La primavera trae rodillas. Están por todas partes. Abultadas, asimétricas, llenas de colgajos alrededor de una órbita de hueso, planas, flores, únicas. Somos lo que somos de rodillas y ellas nos trajeron hasta aquí. Por eso pierden protagonismo frente a la escasez de ropa y las piernas de los otros. Fémur, rótula y tibia irrumpen con fuerza en una sola palabra, como si hubieran vivido en la clandestinidad y necesitaran aire, poco espacio en los vagones del metro o en una calle en la que practicar el movimiento hacia el verano. Si tuviera que elegir una parte del cuerpo seria una rodilla. Nunca mienten. Y eso que son dos.

Las rodillas jóvenes cuentan poco por culpa de la prisa. En ellas hay heridas frescas, un tono más de piscina, la posibilidad de llegar al infinito y más allá. Las viejas, en cambio, vuelven de revival, reclaman espacios que dejaron de pertenecerles, traen recuerdos de la primera vez en bicicleta y un padre orgulloso acompañando el giro. ¿Os acordáis de cuando la rodilla era un territorio virgen? Ellas tampoco. Se dedicaron a avanzar y avanzar, impactaron contra el suelo. Y se levantaron. El pasado… para los cobardes.

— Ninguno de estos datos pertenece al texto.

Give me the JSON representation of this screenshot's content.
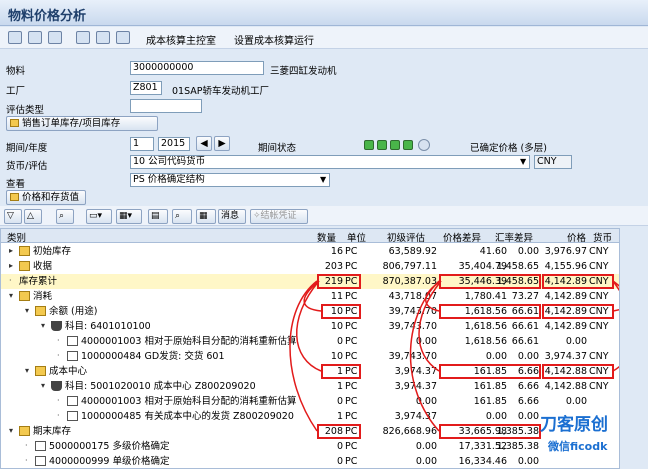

Todas las rodillas son bonitas. Solamente hay que darles tiempo, observarlas sin prejuicios ni cánones. A pesar de todo, casi nadie está conforme con las suyas. Será porque los defectos (propios y ajenos) comienzan donde terminan esos horribles pantalones cortos. Mis preferidas recuerdan a las conchas y brillan cuando el sol está más alto. Hay mas rodillas que personas en el mundo, representar el deterioro y la materia, siguen a la mente y a sus pasos. Aquel que inventó la rueda le hizo un flaco favor a las rodillas. Quedan cuarenta y un días para hundirlas en el mar. De ahí esta oda.